Bolsonaro se preocupa apenas em proteger a filharada, acirrar sua militância e fazer campanha pela reeleição — embora o fim da reeleição tenha sido uma de suas principais promessas de campanha em 2018 — e nem se dá ao trabalho de fingir que respeitará o resultado das urnas se vier a ser derrotado em 2022. Repete ad nauseam que não confia no processo porque, em 2018, sua vitória no primeiro turno não foi reconhecida, como relembrou na semana passada ao discursar para lideranças evangélicas em Anápolis (GO).

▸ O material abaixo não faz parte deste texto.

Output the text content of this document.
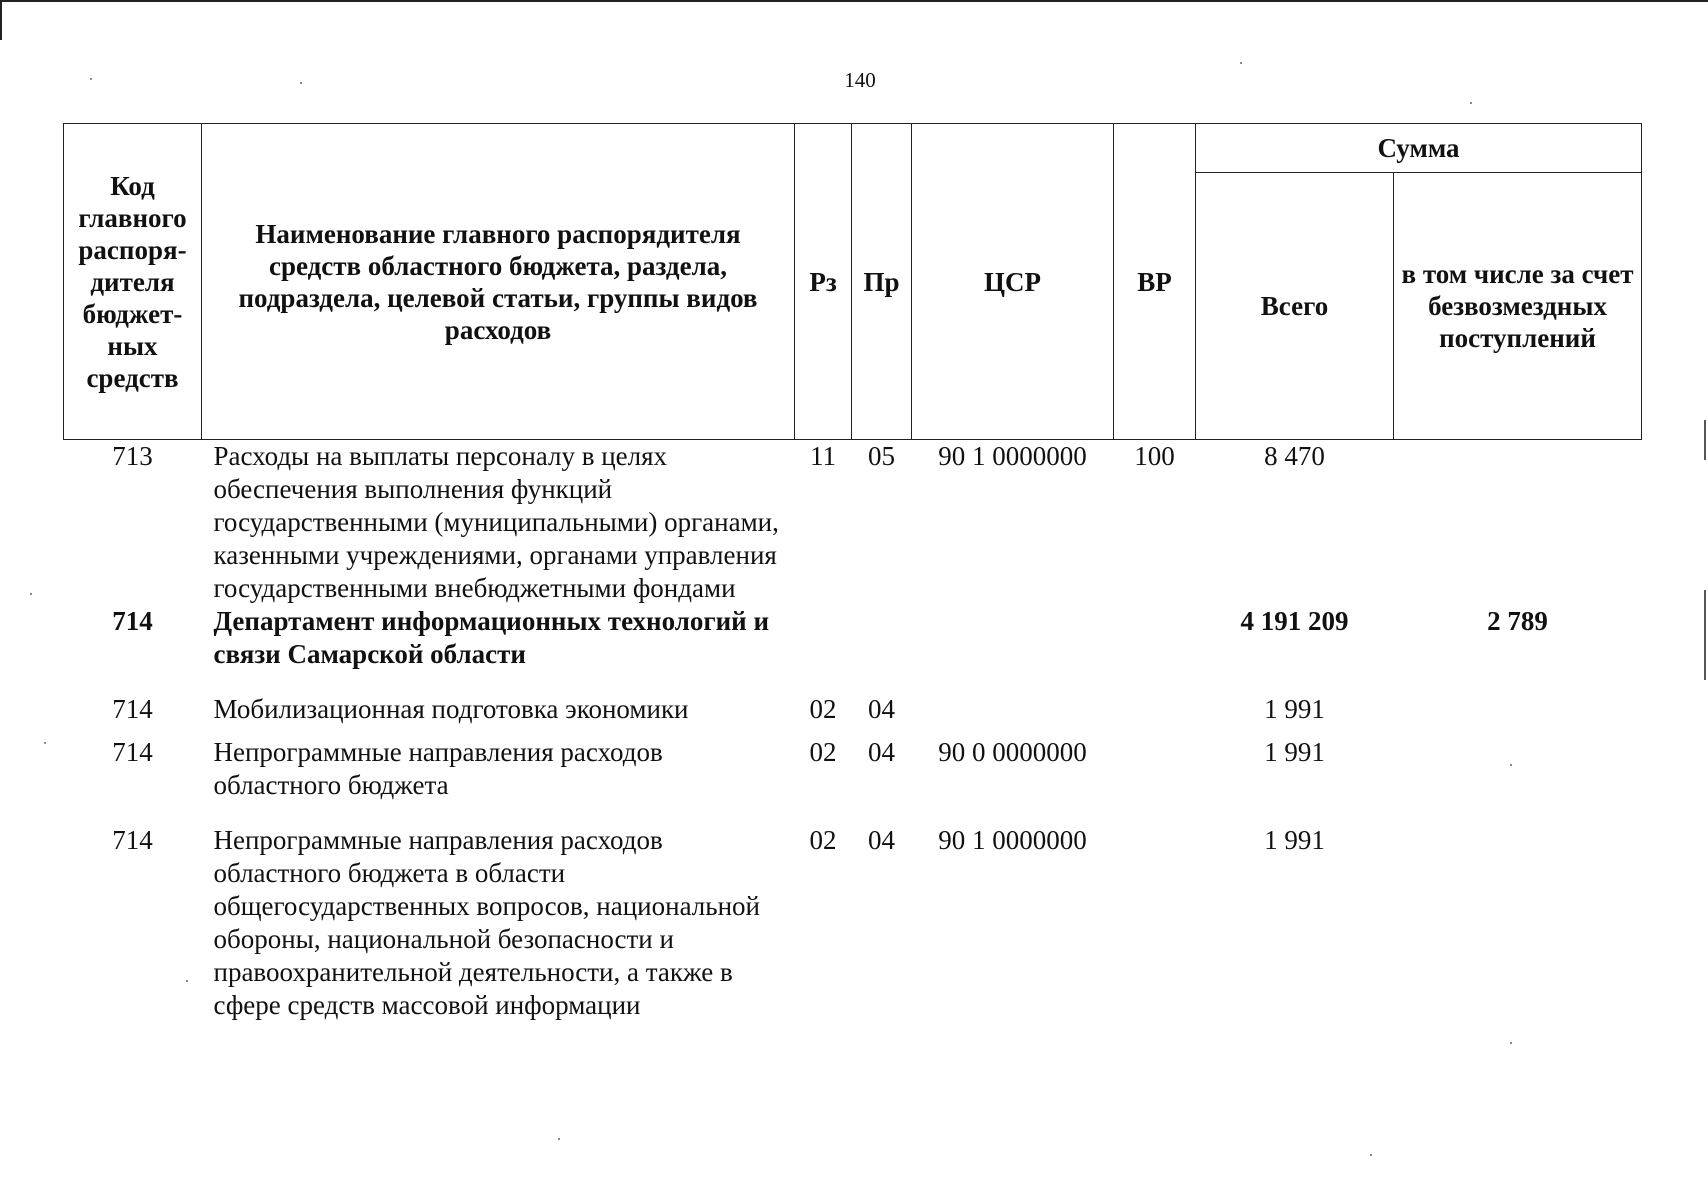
140
Код главного распоря-дителя бюджет-ных средств	Наименование главного распорядителя средств областного бюджета, раздела, подраздела, целевой статьи, группы видов расходов	Рз	Пр	ЦСР	ВР	Сумма	
						Всего	в том числе за счет безвозмездных поступлений
713	Расходы на выплаты персоналу в целях обеспечения выполнения функций государственными (муниципальными) органами, казенными учреждениями, органами управления государственными внебюджетными фондами	11	05	90 1 0000000	100	8 470	
714	Департамент информационных технологий и связи Самарской области					4 191 209	2 789
714	Мобилизационная подготовка экономики	02	04			1 991	
714	Непрограммные направления расходов областного бюджета	02	04	90 0 0000000		1 991	
714	Непрограммные направления расходов областного бюджета в области общегосударственных вопросов, национальной обороны, национальной безопасности и правоохранительной деятельности, а также в сфере средств массовой информации	02	04	90 1 0000000		1 991	
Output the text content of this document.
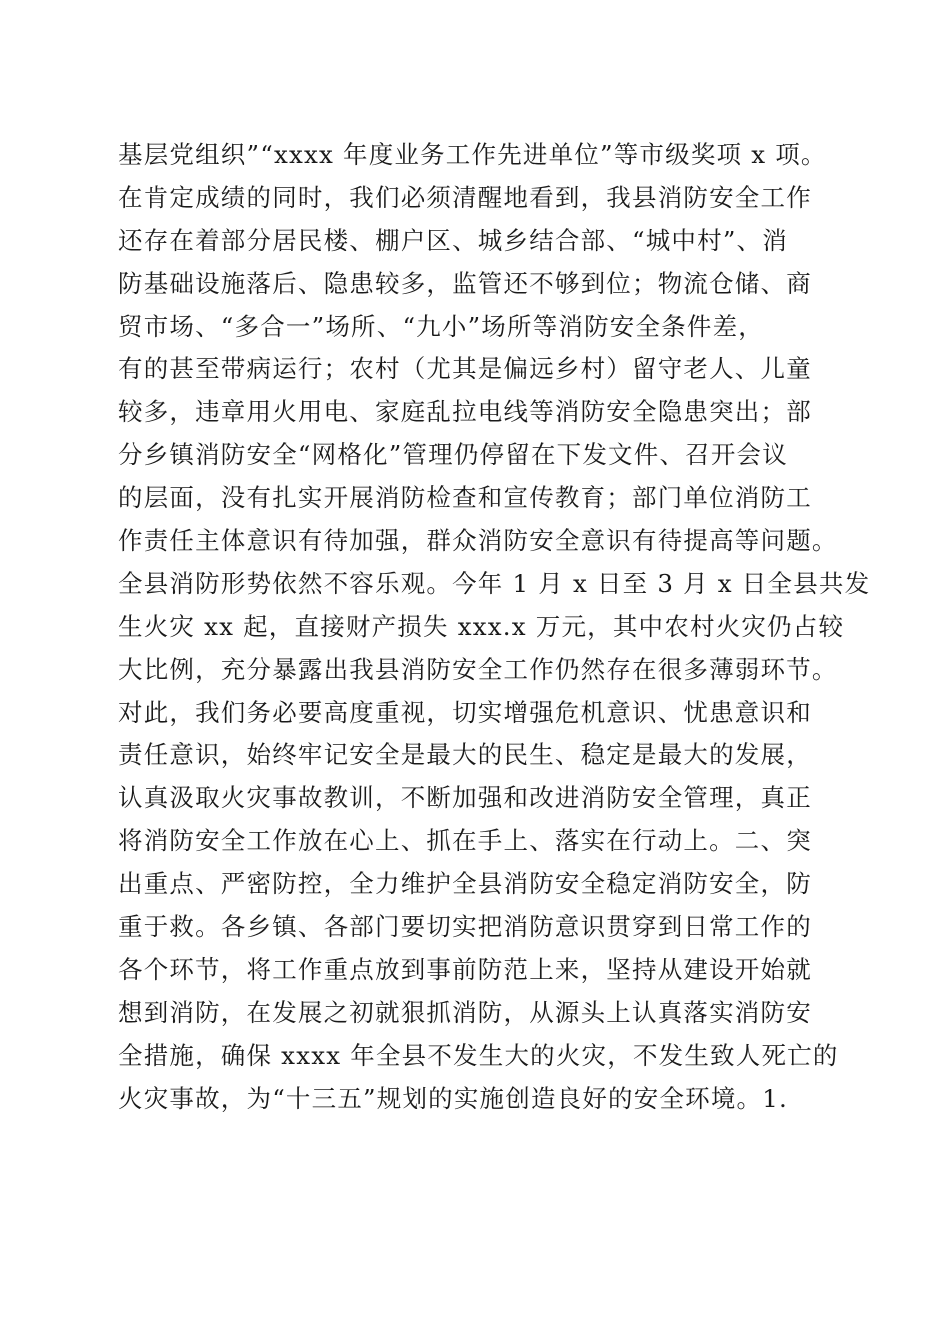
基层党组织”“xxxx 年度业务工作先进单位”等市级奖项 x 项。
在肯定成绩的同时，我们必须清醒地看到，我县消防安全工作
还存在着部分居民楼、棚户区、城乡结合部、“城中村”、消
防基础设施落后、隐患较多，监管还不够到位；物流仓储、商
贸市场、“多合一”场所、“九小”场所等消防安全条件差，
有的甚至带病运行；农村（尤其是偏远乡村）留守老人、儿童
较多，违章用火用电、家庭乱拉电线等消防安全隐患突出；部
分乡镇消防安全“网格化”管理仍停留在下发文件、召开会议
的层面，没有扎实开展消防检查和宣传教育；部门单位消防工
作责任主体意识有待加强，群众消防安全意识有待提高等问题。
全县消防形势依然不容乐观。今年 1 月 x 日至 3 月 x 日全县共发
生火灾 xx 起，直接财产损失 xxx.x 万元，其中农村火灾仍占较
大比例，充分暴露出我县消防安全工作仍然存在很多薄弱环节。
对此，我们务必要高度重视，切实增强危机意识、忧患意识和
责任意识，始终牢记安全是最大的民生、稳定是最大的发展，
认真汲取火灾事故教训，不断加强和改进消防安全管理，真正
将消防安全工作放在心上、抓在手上、落实在行动上。二、突
出重点、严密防控，全力维护全县消防安全稳定消防安全，防
重于救。各乡镇、各部门要切实把消防意识贯穿到日常工作的
各个环节，将工作重点放到事前防范上来，坚持从建设开始就
想到消防，在发展之初就狠抓消防，从源头上认真落实消防安
全措施，确保 xxxx 年全县不发生大的火灾，不发生致人死亡的
火灾事故，为“十三五”规划的实施创造良好的安全环境。1.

Mas a pergunta que não quer calar é: se tem mesmo provas, por que ele não as apresenta? Se havia mesmo um plano para roubar sua eleição, como explicar sua vitória no segundo turno? 

Numa das vezes em que tratou dessa acusação, o ministro Luís Roberto Barroso, atual presidente do TSE, lamentou que o Brasil não é mesmo um país para amadores, lembrando a famosa máxima de Tom Jobim. “Só aqui o ganhador reclama de fraude”, disse o magistrado. 

Em sua carreira política, Bolsonaro venceu oito eleições consecutivas, sendo seis delas já no esquema de voto digital. Mas coerência nunca foi mesmo o forte do presidente, assim como as análises precisas sobre eventos importantes ocorridos na história do Brasil. Fraudes existiam em abundância no passado das velhas cédulas de papel, problema que foi eliminado com as urnas eletrônicas, cuja confiabilidade é constantemente avalizada por auditorias internas e organismos internacionais. “É como voltar aos tempos do orelhão”, disse Barroso.

Essa insistência dos bolsonaristas em praticar o terraplanismo eleitoral serve como tentativa diversionista em meio à atual crise de popularidade do governo, e não passaria de mais uma aleivosia do lunático inquilino de turno do Planalto se não servisse de combustível para movimentos antidemocráticos. Não por acaso, insuflados pelo seu líder, os bolsomínions ameaçam armar um circo semelhante, avisando que não vão reconhecer o resultado do pleito de 2022 sem a impressão do voto. E o mito mitômano lhes dá corda: “Lula só ganha na fraude”.

Como salientou Mauricio Lima na Carta ao Leitor publicada na edição impressa de VEJA desta semana, não bastasse o custo estimado em R$ 2 bilhões de reais para a adaptação do atual sistema, a medida abre uma perigosa brecha para a judicialização das eleições, com o potencial surgimento de hordas de derrotados exigindo nos tribunais a recontagem dos votos. Em meio a tantos problemas da atualidade, tudo de que o Brasil não precisa é ser assombrado por fantasmas do passado.